05 - Drop the dry elbow macaroni into the mixture. Stir, pop the lid back on, and simmer. Keep it going for around 15 minutes until the macaroni is soft and most of the liquid has been soaked up. Stir here and there to avoid sticking. If it starts looking too dry, add a splash of water or broth.
06 - Check the macaroni to make sure it's cooked nicely. Take out the bay leaves. Taste test and season more if you think it needs it. If things are too thick, pour in a bit more water or broth to loosen it up.
07 - Scoop it into bowls and enjoy while hot.
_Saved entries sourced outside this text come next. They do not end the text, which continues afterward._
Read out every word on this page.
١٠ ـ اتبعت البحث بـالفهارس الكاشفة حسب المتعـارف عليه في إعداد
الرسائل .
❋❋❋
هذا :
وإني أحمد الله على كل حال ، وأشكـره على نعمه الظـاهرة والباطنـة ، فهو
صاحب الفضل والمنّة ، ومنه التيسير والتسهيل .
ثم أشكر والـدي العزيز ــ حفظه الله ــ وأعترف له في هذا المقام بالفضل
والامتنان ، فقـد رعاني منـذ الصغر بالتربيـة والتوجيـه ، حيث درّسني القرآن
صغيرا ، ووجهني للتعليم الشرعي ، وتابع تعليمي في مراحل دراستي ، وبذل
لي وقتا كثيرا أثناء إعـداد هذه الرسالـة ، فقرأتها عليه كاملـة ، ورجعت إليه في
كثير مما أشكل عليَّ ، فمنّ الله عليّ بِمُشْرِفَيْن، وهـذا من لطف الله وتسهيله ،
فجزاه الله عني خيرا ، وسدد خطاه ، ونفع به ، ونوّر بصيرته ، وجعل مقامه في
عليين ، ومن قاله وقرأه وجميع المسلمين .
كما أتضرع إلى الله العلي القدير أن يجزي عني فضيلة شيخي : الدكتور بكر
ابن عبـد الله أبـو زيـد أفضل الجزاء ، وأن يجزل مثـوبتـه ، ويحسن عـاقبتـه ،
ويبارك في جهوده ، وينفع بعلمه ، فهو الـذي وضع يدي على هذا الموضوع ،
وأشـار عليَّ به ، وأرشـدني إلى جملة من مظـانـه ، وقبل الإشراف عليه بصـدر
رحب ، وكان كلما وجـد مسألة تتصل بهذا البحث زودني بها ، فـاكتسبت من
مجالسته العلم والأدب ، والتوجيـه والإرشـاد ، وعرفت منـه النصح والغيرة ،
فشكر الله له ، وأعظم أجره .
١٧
Sprinkle some cheddar cheese and freshly chopped parsley on top if you want to fancy it up.

# Notes:

01 - This American version of goulash is quite different from the Hungarian one, which typically uses chunks of beef and doesn’t include pasta.
02 - Add bonus flavor by tossing in a diced bell pepper when cooking the onion.
03 - Store any leftovers in the fridge using an airtight container for up to 4 days.
04 - Freeze your leftovers for up to 3 months. Make sure they thaw in the fridge overnight before reheating.